Citron (Citrus medica) is a small evergreen tree or shrub in the Rutaceae family, cultivated in Mediterranean countries and the West Indies. Citron, also called Tipolo or Moli-apatupatu in Samoa and kou-yuan in China.  The Citron plant is characterized by its slow growth, making it an interesting addition to any garden or orchard.

Guide to Growing Citron

Guide to Growing Citron

Citron Tree Facts

Scientific nameCitrus medica
OriginSouth-East Asia
PropagationBy seeds, cuttings, and air layering
VarietiesBuddha’s Hand, Etrog, Fingered Citron, and Diamante Citron
AppearanceLarge, fragrant fruit with a thick, bumpy peel, bushy appearance, with thorny branches.
TextureA rich pineapple yellow
Growing Zones9-10
TasteVery sour
SeasonalityBears fruit at all seasons of the year
Culinary UsesUsed to make jam in pickles and preserves
StorageKeep up to a week when stored at room temperature, also in the refrigerator.
Tree size8 to 15 ft
Soil pH level6.0-7.0
Where to BuyLocal plant nurseries, online or any garden centers

Choosing the Right Variety

When it comes to growing Citron, there are several varieties to choose from. Each Citron variety has its unique characteristics and flavors, allowing you to experiment and find the one that suits your taste buds best. The best Citron varieties are Buddha’s Hand, Etrog, Fingered Citron, Diamante Citron, and Corsican Citron.

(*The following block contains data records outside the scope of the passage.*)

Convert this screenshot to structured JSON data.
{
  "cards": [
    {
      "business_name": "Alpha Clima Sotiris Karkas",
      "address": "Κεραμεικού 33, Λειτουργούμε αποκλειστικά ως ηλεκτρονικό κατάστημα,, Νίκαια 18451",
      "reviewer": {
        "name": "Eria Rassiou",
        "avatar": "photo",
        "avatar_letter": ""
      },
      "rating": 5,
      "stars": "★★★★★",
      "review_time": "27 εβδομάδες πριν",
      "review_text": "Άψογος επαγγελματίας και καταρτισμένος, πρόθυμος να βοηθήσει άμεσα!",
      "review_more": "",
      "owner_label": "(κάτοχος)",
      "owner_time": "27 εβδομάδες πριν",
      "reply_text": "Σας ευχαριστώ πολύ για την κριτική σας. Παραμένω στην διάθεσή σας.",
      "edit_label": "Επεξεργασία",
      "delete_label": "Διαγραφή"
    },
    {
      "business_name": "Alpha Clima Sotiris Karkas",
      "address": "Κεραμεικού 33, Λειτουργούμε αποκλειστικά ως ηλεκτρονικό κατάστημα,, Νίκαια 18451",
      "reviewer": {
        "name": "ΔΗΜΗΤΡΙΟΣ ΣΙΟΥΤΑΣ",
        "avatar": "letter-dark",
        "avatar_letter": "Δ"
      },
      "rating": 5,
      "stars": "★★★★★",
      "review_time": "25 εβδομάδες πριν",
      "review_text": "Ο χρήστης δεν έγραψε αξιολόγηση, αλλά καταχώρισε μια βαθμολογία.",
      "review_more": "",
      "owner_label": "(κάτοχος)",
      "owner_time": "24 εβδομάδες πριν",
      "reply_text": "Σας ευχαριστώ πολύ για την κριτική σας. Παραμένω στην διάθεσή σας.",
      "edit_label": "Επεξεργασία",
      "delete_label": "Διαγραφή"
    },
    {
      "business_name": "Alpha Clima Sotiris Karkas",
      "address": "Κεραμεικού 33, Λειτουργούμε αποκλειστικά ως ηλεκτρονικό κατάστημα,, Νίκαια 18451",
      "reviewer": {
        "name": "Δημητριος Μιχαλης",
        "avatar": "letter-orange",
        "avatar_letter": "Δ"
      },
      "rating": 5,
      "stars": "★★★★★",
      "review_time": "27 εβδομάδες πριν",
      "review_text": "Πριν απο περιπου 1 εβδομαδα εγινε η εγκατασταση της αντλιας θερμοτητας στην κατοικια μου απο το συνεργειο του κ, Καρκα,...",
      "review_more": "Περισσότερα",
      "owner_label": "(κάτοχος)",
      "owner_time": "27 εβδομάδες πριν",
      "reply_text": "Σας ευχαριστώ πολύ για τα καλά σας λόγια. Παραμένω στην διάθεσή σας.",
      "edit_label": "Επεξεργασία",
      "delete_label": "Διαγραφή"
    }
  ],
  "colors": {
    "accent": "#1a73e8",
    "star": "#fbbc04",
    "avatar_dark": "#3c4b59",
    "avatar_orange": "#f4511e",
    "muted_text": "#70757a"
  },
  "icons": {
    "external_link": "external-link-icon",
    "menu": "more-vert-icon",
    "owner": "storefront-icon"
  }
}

Planting Your Tangelo Tree

Timing: When it comes to planting your Citron tree, choosing the right time is important. It is best to plant in early spring or fall when temperature levels are mild and there is less stress on the young plant. This allows the roots to establish themselves before facing extreme weather conditions.

Location: This unique and versatile fruit thrives in warm climates, making it ideal for Mediterranean regions and tropical areas. When selecting a location for your Citron tree, look for an area that receives at least six hours of direct sunlight each day.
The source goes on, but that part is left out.